Hello. Christine here. I’m a new planner at Albion.
On Monday I went to the IPA’s Fast Strategy conference, and thought I’d share my thoughts.
Tim Lindsay of TBWA opened the day, with a quote from Benjamin Franklin: ‘The definition of insanity is doing the same things over and over, expecting different results’. Slightly ironic, as he then went on to replay their standard agency creds!
However Tim Hames (The Times), Mark Earls (‘Herd’ guru), Rob Forshaw (Grand Union) and the planning team at Leo Burnett all made the day actually very good. And a brilliant ‘live brief and 3 hr / 3-way pitch’ task did reveal who really could think fast.
Interesting things that came up…
- Tim Hames ‘colourful’ tie. He referred to it 3 times. Oh and talked about his advocacy of the three F’s when working fast – Flat structure, a shared Formula, and Flexibility – adapting to change and keeping things fluid.
- Mark Earls suggesting collaborative beginnings were crucial. By creating a Wiki and posting a link to it on the Planning for Good Facebook page, he completed the fastest ever consumer research / opinion seeking exercise I’ve ever witnessed – and from all over the world. Impressive.
- They managed to play ‘Who let the dogs out’ 3 times at amusing moments.
- Good fast strategy can only ever come from very well defined (or re-framed) business objectives (Cue discussion on worst ever business objectives on a client brief – ‘make our brand cool’ was probably the winner).
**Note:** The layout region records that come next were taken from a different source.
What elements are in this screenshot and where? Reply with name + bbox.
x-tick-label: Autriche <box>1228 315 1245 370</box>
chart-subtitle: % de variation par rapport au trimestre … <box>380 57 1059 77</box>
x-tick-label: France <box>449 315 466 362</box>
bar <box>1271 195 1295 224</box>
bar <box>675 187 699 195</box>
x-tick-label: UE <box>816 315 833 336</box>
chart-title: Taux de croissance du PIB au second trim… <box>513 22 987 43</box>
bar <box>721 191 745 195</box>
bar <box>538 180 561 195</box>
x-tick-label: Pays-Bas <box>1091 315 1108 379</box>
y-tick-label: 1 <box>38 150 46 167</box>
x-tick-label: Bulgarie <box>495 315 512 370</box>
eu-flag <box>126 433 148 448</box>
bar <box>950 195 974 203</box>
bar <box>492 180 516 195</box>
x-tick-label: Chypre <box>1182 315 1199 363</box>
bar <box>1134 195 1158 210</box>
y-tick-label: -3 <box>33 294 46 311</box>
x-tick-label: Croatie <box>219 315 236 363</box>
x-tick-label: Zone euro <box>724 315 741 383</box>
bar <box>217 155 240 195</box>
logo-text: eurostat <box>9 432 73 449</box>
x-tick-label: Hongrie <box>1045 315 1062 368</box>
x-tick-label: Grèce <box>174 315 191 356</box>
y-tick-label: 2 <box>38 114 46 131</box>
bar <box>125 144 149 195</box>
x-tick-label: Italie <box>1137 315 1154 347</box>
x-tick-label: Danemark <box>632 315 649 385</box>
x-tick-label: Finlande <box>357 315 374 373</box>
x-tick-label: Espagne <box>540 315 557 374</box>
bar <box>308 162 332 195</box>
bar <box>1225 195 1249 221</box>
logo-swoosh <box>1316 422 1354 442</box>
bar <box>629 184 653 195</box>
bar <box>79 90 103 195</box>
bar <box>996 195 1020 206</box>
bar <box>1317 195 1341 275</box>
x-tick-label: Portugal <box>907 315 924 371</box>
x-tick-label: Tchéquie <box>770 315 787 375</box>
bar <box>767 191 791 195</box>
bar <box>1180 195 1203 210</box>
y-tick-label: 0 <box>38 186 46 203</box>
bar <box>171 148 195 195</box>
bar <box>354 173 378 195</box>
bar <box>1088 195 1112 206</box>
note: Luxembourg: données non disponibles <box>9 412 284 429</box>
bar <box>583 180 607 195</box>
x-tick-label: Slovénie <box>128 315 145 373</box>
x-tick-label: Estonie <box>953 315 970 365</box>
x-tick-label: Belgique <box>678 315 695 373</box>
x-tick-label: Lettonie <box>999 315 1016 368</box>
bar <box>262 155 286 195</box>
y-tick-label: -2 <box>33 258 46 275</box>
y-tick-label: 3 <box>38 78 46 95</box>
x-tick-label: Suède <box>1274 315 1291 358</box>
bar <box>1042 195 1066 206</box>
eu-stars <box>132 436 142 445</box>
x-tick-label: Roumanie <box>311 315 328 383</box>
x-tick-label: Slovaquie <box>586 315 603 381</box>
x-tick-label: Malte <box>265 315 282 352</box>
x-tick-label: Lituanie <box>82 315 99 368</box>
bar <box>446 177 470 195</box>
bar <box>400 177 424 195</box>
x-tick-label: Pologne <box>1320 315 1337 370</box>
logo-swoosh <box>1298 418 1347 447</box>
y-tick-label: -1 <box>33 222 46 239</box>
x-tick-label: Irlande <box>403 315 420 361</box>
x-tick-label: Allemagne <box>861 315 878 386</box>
Sainsbury’s example was interesting – ‘Grow the business by 2.5 billion over 3 years’ was reframed by the team at AMV to ‘get every customer to spend £1.14 more on every transaction’ and then ‘Try Something New’ was born in 30 minutes)
- ‘Light lots of little fires and see which ones work’. Mark Earls turned the debate into a more interesting one – not about fast or slow strategy but about open rather than closed strategy. The idea being, you have a core thought but it should be fluid, evolving and allow you to do several things simultaneously and build on the ideas that work.
- Finally Rob Forshaw talked about making consumers your partners, and moving from push media to pull media, and content centricity rather than channel centricity. I liked his idea that the best ‘fast strategy’ was strategy that was placed directly into the hands of consumers, and allowed them
to continually evolve it (i.e. Boots 17 MySpace community set up for teenage girls to create new products, these products will be featured on their website, then produced carrying the names of their creators, then these create word of mouth, producing a viral co-creation/purchasing/web content generating circle) - A good fancy biscuit AND muffin selection throughout the day.